Doit-on prendre au sérieux la crise actuelle ?

Les banques ont fait des opérations risquées : prêter à des particuliers sans autre ressource que leurs hypothèques (subprime mortgages). Bien plus, la hausse continue de l’immobilier leur a fait croire qu’ils étaient rentable d’acheter à crédit, d’emprunter en profitant de la hausse pour faire une deuxième opération du même style et comme la hausse continuait d’en faire une troisième et pourquoi pas d’autres encore. Les banques ont prêté à taux quasi usuraires en remplaçant les prêts ainsi réalisés sous forme de titres style CDOs (Collaterized Debt Obligations) auprès d’institutions (autres banques, fonds de pension, compagnies d’assurance et fonds communs de court terme dits dynamiques, etc.). Bien entendu, seuls ces derniers ne semblent vulnérables, mais l’opinion a été traumatisée.

Pour approfondir le problème, il nous faut comprendre qu’il a deux crises : celle des «subprimes» et celle que l’on peut appeler «de confiance» ; la seconde étant beaucoup plus sérieuse que la première.

Bernard Bernanke, Président de la Federal Reserve, a émis l’opinion que les «subprimes mortgages» représentaient 100 milliards de $. D’autre part, même si leur liquidation devait entrainer la faillite de nombreux petits épargnants obligés de vendre leur propriété, celles-ci ne sont pas sans valeur. Ainsi le risque couru par le secteur financier ne doit pas dépasser 20 milliards, montant très faible pour le secteur bancaire dans son ensemble. Les organismes parapublics Fanny Mac et Freddie Mac ont même proposé d’en assurer à eux seuls la couverture. Mais leur proposition à été refusée par leur «régulateur» pour ne pas donner l’impression que la spéculation doit être «récompensée».

Mais si le montant du risque est très faible, pourquoi un tel tumulte entoure les «subprimes» ? Cela est dû au fait qu’une partie non négligeable de ces emprunts ont été achetés par des fonds de trésorerie dont ce n’est pas la vocation, en ajoutant le terme «dynamique» qui leur permettait juridiquement grâce a ce genre d’anomalie, de produire des dividendes un peu supérieurs à ceux des fonds de trésorerie classiques.

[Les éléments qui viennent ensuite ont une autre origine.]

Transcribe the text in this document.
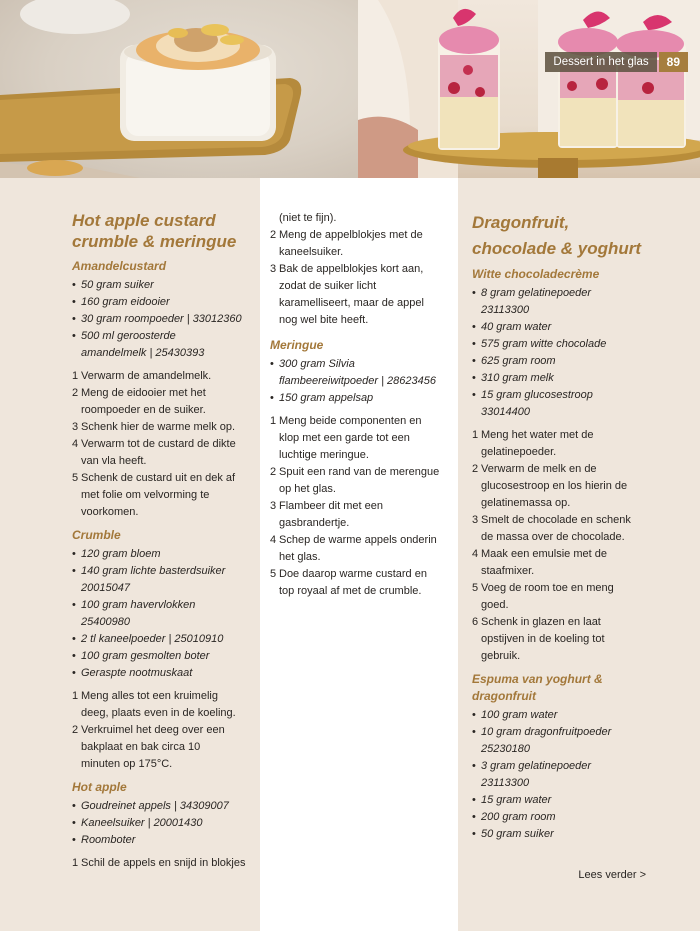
Dessert in het glas	89
Hot apple custard
crumble & meringue
Amandelcustard
• 50 gram suiker
• 160 gram eidooier
• 30 gram roompoeder | 33012360
• 500 ml geroosterde
amandelmelk | 25430393
1 Verwarm de amandelmelk.
2 Meng de eidooier met het
roompoeder en de suiker.
3 Schenk hier de warme melk op.
4 Verwarm tot de custard de dikte
van vla heeft.
5 Schenk de custard uit en dek af
met folie om velvorming te
voorkomen.
Crumble
• 120 gram bloem
• 140 gram lichte basterdsuiker
20015047
• 100 gram havervlokken
25400980
• 2 tl kaneelpoeder | 25010910
• 100 gram gesmolten boter
• Geraspte nootmuskaat
1 Meng alles tot een kruimelig
deeg, plaats even in de koeling.
2 Verkruimel het deeg over een
bakplaat en bak circa 10
minuten op 175°C.
Hot apple
• Goudreinet appels | 34309007
• Kaneelsuiker | 20001430
• Roomboter
1 Schil de appels en snijd in blokjes
(niet te fijn).
2 Meng de appelblokjes met de
kaneelsuiker.
3 Bak de appelblokjes kort aan,
zodat de suiker licht
karamelliseert, maar de appel
nog wel bite heeft.
Meringue
• 300 gram Silvia
flambeereiwitpoeder | 28623456
• 150 gram appelsap
1 Meng beide componenten en
klop met een garde tot een
luchtige meringue.
2 Spuit een rand van de merengue
op het glas.
3 Flambeer dit met een
gasbrandertje.
4 Schep de warme appels onderin
het glas.
5 Doe daarop warme custard en
top royaal af met de crumble.
Dragonfruit,
chocolade & yoghurt
Witte chocoladecrème
• 8 gram gelatinepoeder
23113300
• 40 gram water
• 575 gram witte chocolade
• 625 gram room
• 310 gram melk
• 15 gram glucosestroop
33014400
1 Meng het water met de
gelatinepoeder.
2 Verwarm de melk en de
glucosestroop en los hierin de
gelatinemassa op.
3 Smelt de chocolade en schenk
de massa over de chocolade.
4 Maak een emulsie met de
staafmixer.
5 Voeg de room toe en meng
goed.
6 Schenk in glazen en laat
opstijven in de koeling tot
gebruik.
Espuma van yoghurt &
dragonfruit
• 100 gram water
• 10 gram dragonfruitpoeder
25230180
• 3 gram gelatinepoeder
23113300
• 15 gram water
• 200 gram room
• 50 gram suiker
Lees verder >
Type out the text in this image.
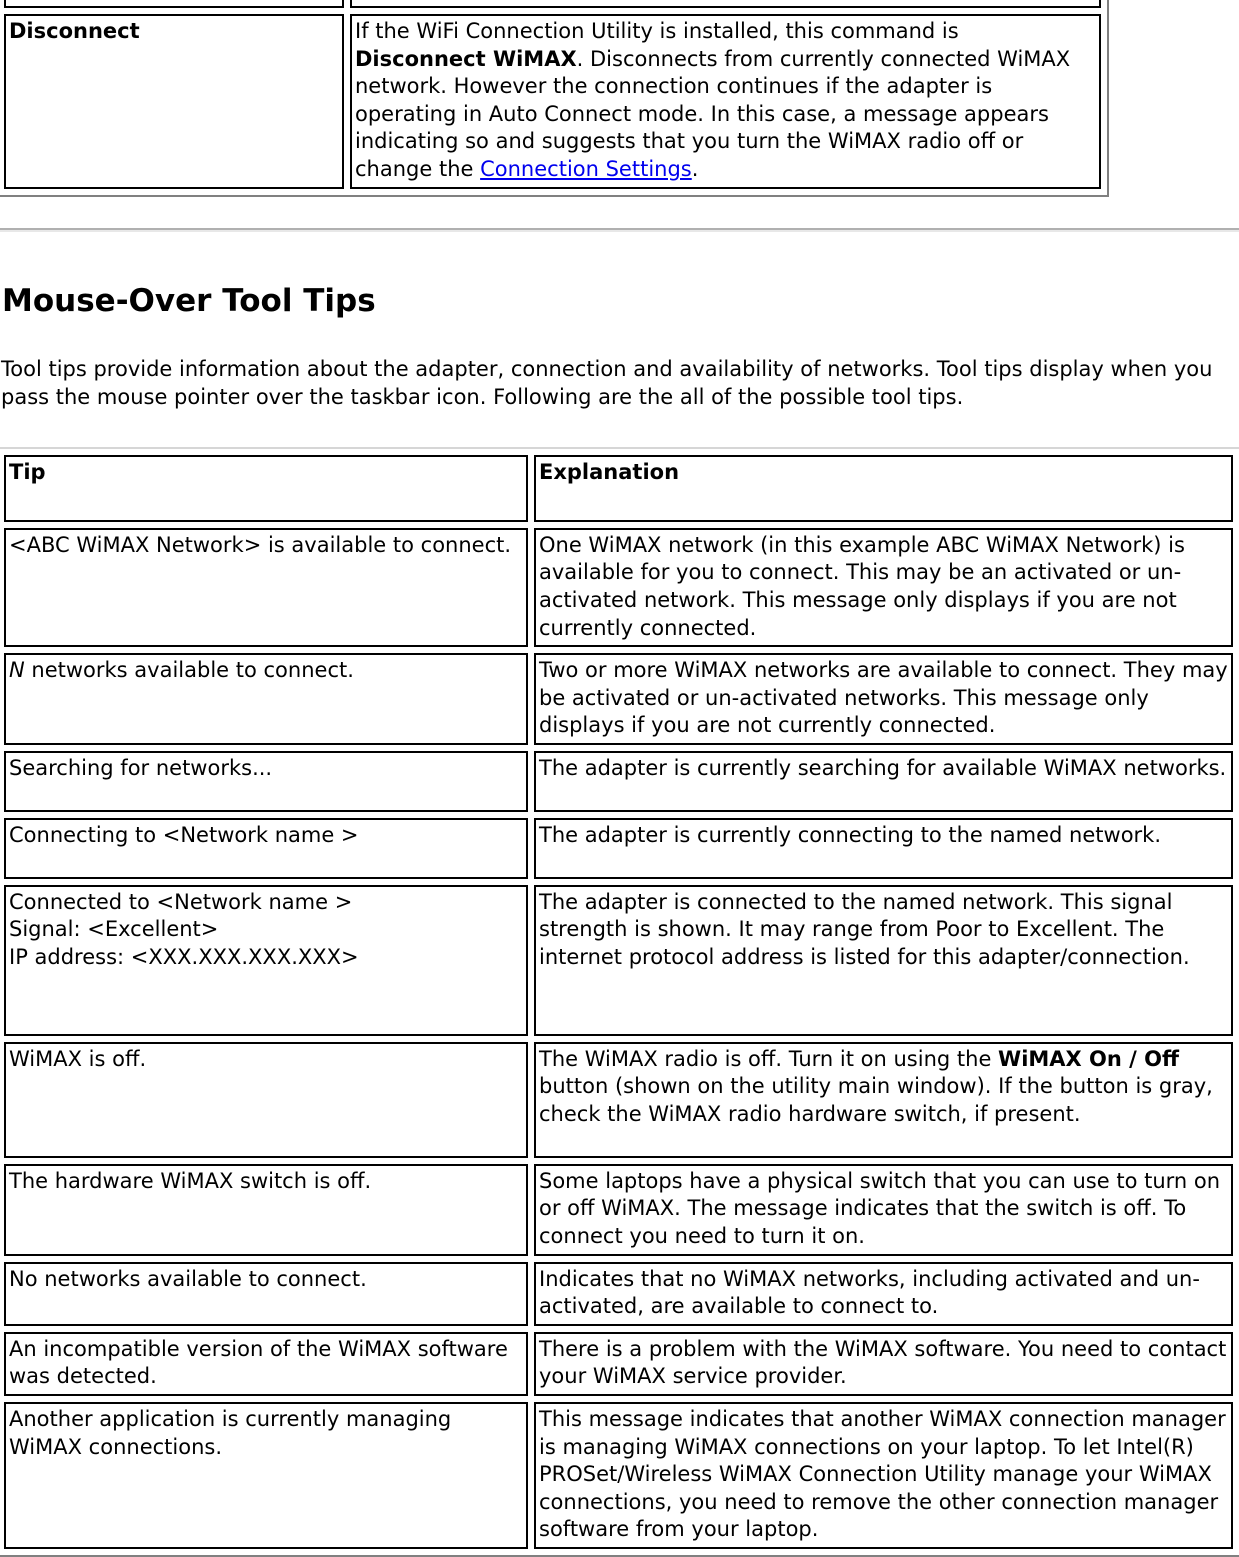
Disconnect	If the WiFi Connection Utility is installed, this command is Disconnect WiMAX. Disconnects from currently connected WiMAX network. However the connection continues if the adapter is operating in Auto Connect mode. In this case, a message appears indicating so and suggests that you turn the WiMAX radio off or change the Connection Settings.
Mouse-Over Tool Tips

Tool tips provide information about the adapter, connection and availability of networks. Tool tips display when you pass the mouse pointer over the taskbar icon. Following are the all of the possible tool tips.

Tip	Explanation
<ABC WiMAX Network> is available to connect.	One WiMAX network (in this example ABC WiMAX Network) is available for you to connect. This may be an activated or un-activated network. This message only displays if you are not currently connected.
N networks available to connect.	Two or more WiMAX networks are available to connect. They may be activated or un-activated networks. This message only displays if you are not currently connected.
Searching for networks...	The adapter is currently searching for available WiMAX networks.
Connecting to <Network name >	The adapter is currently connecting to the named network.
Connected to <Network name >
Signal: <Excellent>
IP address: <XXX.XXX.XXX.XXX>	The adapter is connected to the named network. This signal strength is shown. It may range from Poor to Excellent. The internet protocol address is listed for this adapter/connection.
WiMAX is off.	The WiMAX radio is off. Turn it on using the WiMAX On / Off button (shown on the utility main window). If the button is gray, check the WiMAX radio hardware switch, if present.
The hardware WiMAX switch is off.	Some laptops have a physical switch that you can use to turn on or off WiMAX. The message indicates that the switch is off. To connect you need to turn it on.
No networks available to connect.	Indicates that no WiMAX networks, including activated and un-activated, are available to connect to.
An incompatible version of the WiMAX software was detected.	There is a problem with the WiMAX software. You need to contact your WiMAX service provider.
Another application is currently managing WiMAX connections.	This message indicates that another WiMAX connection manager is managing WiMAX connections on your laptop. To let Intel(R) PROSet/Wireless WiMAX Connection Utility manage your WiMAX connections, you need to remove the other connection manager software from your laptop.
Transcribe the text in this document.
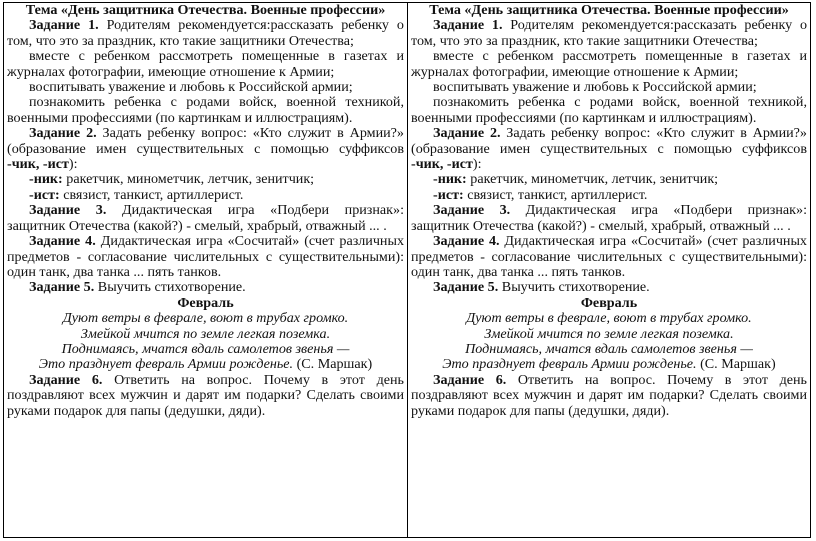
Тема «День защитника Отечества. Военные профессии»

Задание 1. Родителям рекомендуется:рассказать ребенку о том, что это за праздник, кто такие защитники Отечества;

вместе с ребенком рассмотреть помещенные в газетах и журналах фотографии, имеющие отношение к Армии;

воспитывать уважение и любовь к Российской армии;

познакомить ребенка с родами войск, военной техникой, военными профессиями (по картинкам и иллюстрациям).

Задание 2. Задать ребенку вопрос: «Кто служит в Армии?» (образование имен существительных с помощью суффиксов -чик, -ист):

-ник: ракетчик, минометчик, летчик, зенитчик;

-ист: связист, танкист, артиллерист.

Задание 3. Дидактическая игра «Подбери признак»: защитник Отечества (какой?) - смелый, храбрый, отважный ... .

Задание 4. Дидактическая игра «Сосчитай» (счет различных предметов - согласование числительных с существительными): один танк, два танка ... пять танков.

Задание 5. Выучить стихотворение.

Февраль

Дуют ветры в феврале, воют в трубах громко.

Змейкой мчится по земле легкая поземка.

Поднимаясь, мчатся вдаль самолетов звенья —

Это празднует февраль Армии рожденье. (С. Маршак)

Задание 6. Ответить на вопрос. Почему в этот день поздравляют всех мужчин и дарят им подарки? Сделать своими руками подарок для папы (дедушки, дяди).

Тема «День защитника Отечества. Военные профессии»

Задание 1. Родителям рекомендуется:рассказать ребенку о том, что это за праздник, кто такие защитники Отечества;

вместе с ребенком рассмотреть помещенные в газетах и журналах фотографии, имеющие отношение к Армии;

воспитывать уважение и любовь к Российской армии;

познакомить ребенка с родами войск, военной техникой, военными профессиями (по картинкам и иллюстрациям).

Задание 2. Задать ребенку вопрос: «Кто служит в Армии?» (образование имен существительных с помощью суффиксов -чик, -ист):

-ник: ракетчик, минометчик, летчик, зенитчик;

-ист: связист, танкист, артиллерист.

Задание 3. Дидактическая игра «Подбери признак»: защитник Отечества (какой?) - смелый, храбрый, отважный ... .

Задание 4. Дидактическая игра «Сосчитай» (счет различных предметов - согласование числительных с существительными): один танк, два танка ... пять танков.

Задание 5. Выучить стихотворение.

Февраль

Дуют ветры в феврале, воют в трубах громко.

Змейкой мчится по земле легкая поземка.

Поднимаясь, мчатся вдаль самолетов звенья —

Это празднует февраль Армии рожденье. (С. Маршак)

Задание 6. Ответить на вопрос. Почему в этот день поздравляют всех мужчин и дарят им подарки? Сделать своими руками подарок для папы (дедушки, дяди).
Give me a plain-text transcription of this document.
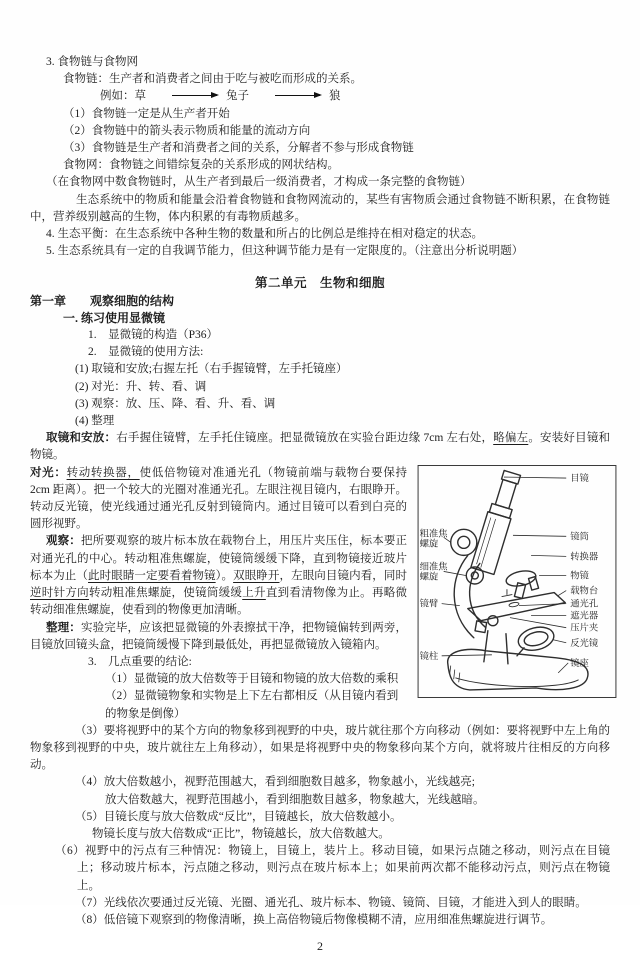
3. 食物链与食物网
食物链：生产者和消费者之间由于吃与被吃而形成的关系。
例如：草	兔子	狼
（1）食物链一定是从生产者开始
（2）食物链中的箭头表示物质和能量的流动方向
（3）食物链是生产者和消费者之间的关系，分解者不参与形成食物链
食物网：食物链之间错综复杂的关系形成的网状结构。
（在食物网中数食物链时，从生产者到最后一级消费者，才构成一条完整的食物链）

生态系统中的物质和能量会沿着食物链和食物网流动的，某些有害物质会通过食物链不断积累，在食物链中，营养级别越高的生物，体内积累的有毒物质越多。

4. 生态平衡：在生态系统中各种生物的数量和所占的比例总是维持在相对稳定的状态。
5. 生态系统具有一定的自我调节能力，但这种调节能力是有一定限度的。（注意出分析说明题）
第二单元　生物和细胞
第一章　　观察细胞的结构
一. 练习使用显微镜
1.　显微镜的构造（P36）
2.　显微镜的使用方法:
(1) 取镜和安放;右握左托（右手握镜臂，左手托镜座）
(2) 对光：升、转、看、调
(3) 观察：放、压、降、看、升、看、调
(4) 整理

取镜和安放：右手握住镜臂，左手托住镜座。把显微镜放在实验台距边缘 7cm 左右处，略偏左。安装好目镜和物镜。

目镜
镜筒
转换器
物镜
载物台
通光孔
遮光器
压片夹
反光镜
镜座
粗准焦
螺旋
细准焦
螺旋
镜臂
镜柱

对光：转动转换器，使低倍物镜对准通光孔（物镜前端与载物台要保持 2cm 距离）。把一个较大的光圈对准通光孔。左眼注视目镜内，右眼睁开。转动反光镜，使光线通过通光孔反射到镜筒内。通过目镜可以看到白亮的圆形视野。

观察：把所要观察的玻片标本放在载物台上，用压片夹压住，标本要正对通光孔的中心。转动粗准焦螺旋，使镜筒缓缓下降，直到物镜接近玻片标本为止（此时眼睛一定要看着物镜）。双眼睁开，左眼向目镜内看，同时逆时针方向转动粗准焦螺旋，使镜筒缓缓上升直到看清物像为止。再略微转动细准焦螺旋，使看到的物像更加清晰。

整理：实验完毕，应该把显微镜的外表擦拭干净，把物镜偏转到两旁，目镜放回镜头盒，把镜筒缓慢下降到最低处，再把显微镜放入镜箱内。

3.　几点重要的结论:
（1）显微镜的放大倍数等于目镜和物镜的放大倍数的乘积
（2）显微镜物象和实物是上下左右都相反（从目镜内看到的物象是倒像）

（3）要将视野中的某个方向的物象移到视野的中央，玻片就往那个方向移动（例如：要将视野中左上角的物象移到视野的中央，玻片就往左上角移动），如果是将视野中央的物象移向某个方向，就将玻片往相反的方向移动。

（4）放大倍数越小，视野范围越大，看到细胞数目越多，物象越小，光线越亮;
放大倍数越大，视野范围越小，看到细胞数目越多，物象越大，光线越暗。
（5）目镜长度与放大倍数成“反比”，目镜越长，放大倍数越小。
物镜长度与放大倍数成“正比”，物镜越长，放大倍数越大。

（6）视野中的污点有三种情况：物镜上，目镜上，装片上。移动目镜，如果污点随之移动，则污点在目镜上；移动玻片标本，污点随之移动，则污点在玻片标本上；如果前两次都不能移动污点，则污点在物镜上。

（7）光线依次要通过反光镜、光圈、通光孔、玻片标本、物镜、镜筒、目镜，才能进入到人的眼睛。
（8）低倍镜下观察到的物像清晰，换上高倍物镜后物像模糊不清，应用细准焦螺旋进行调节。
2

Cela explique le second aspect du malaise actuel : la peur du public…et des institutionnels. En effet, le public qui s’était engouffré dans les fonds de trésorerie dynamiques a pris peur, a revendu ses parts le plus vite possibles, montant payé sur la trésorerie «normale» augmentant d’autant la «lie» existante. On cite le cas d’un fonds ayant placé 35% de ses actifs en «subprime», a subi en quelques jours des retraits à hauteur de 50% du fonds et s’est donc retrouvé détenteur de 70% de «subprime». La publicité qui a entouré ces fonds risqués chez Bear Sterns, AXA puis ODDO et BNP a aggravé cette peur dans le public.

Mais le grand public n’est pas le seul à s’inquiéter et c’est le deuxième aspect de la crise actuelle. Les milieux financiers ont pratiqué aux maximum toutes les formes de produits à risque «leverage buy Out», produits dérivés, CDSs, etc., avec la conscience qu’ils prenaient de gros risques. Aussi, à l’amorce des difficultés issues des «subprimes», les institutionnels ont recherché à accumuler des liquidités, aggravant ainsi le malaise économique.

Les gouverneurs des banques centrales ont à l’instar de Bernard Bernanke et de Jean-Claude Trichet, injecté des liquidités dans le marché (open market), permettant de compenser autant que faire ce peut, la diminution due à la «timorosité» des institutionnels. Si ces créations monétaires pouvaient être suffisantes, s’accompagner d’une baisse des taux courts pour aider les acheteurs privés endettés à taux variables, et accepter ce que demandent les démocrates (de donner un peu de facilité aux organismes hypothécaires US), on pourrait espérer que cette mini-crise disparaisse d’elle-même. Il reste également à espérer que des mesures soient prises ensuite par les gouvernements pour contrôler les excès «d’effets de levier».

Quid des bourses ? En recherchant la liquidité, les institutions vendent un peu de titres, de matières premières (baisse du pétrole et des métaux), et réduisent les «carry trade», ce qui entraine une hausse du Yen. Mais comme les résultats des entreprises restent superbes, que les rapports cours/bénéfices restent faibles (13 en Europe, 15 aux USA), on peut raisonnablement penser que la baisse actuelle soit peu durable.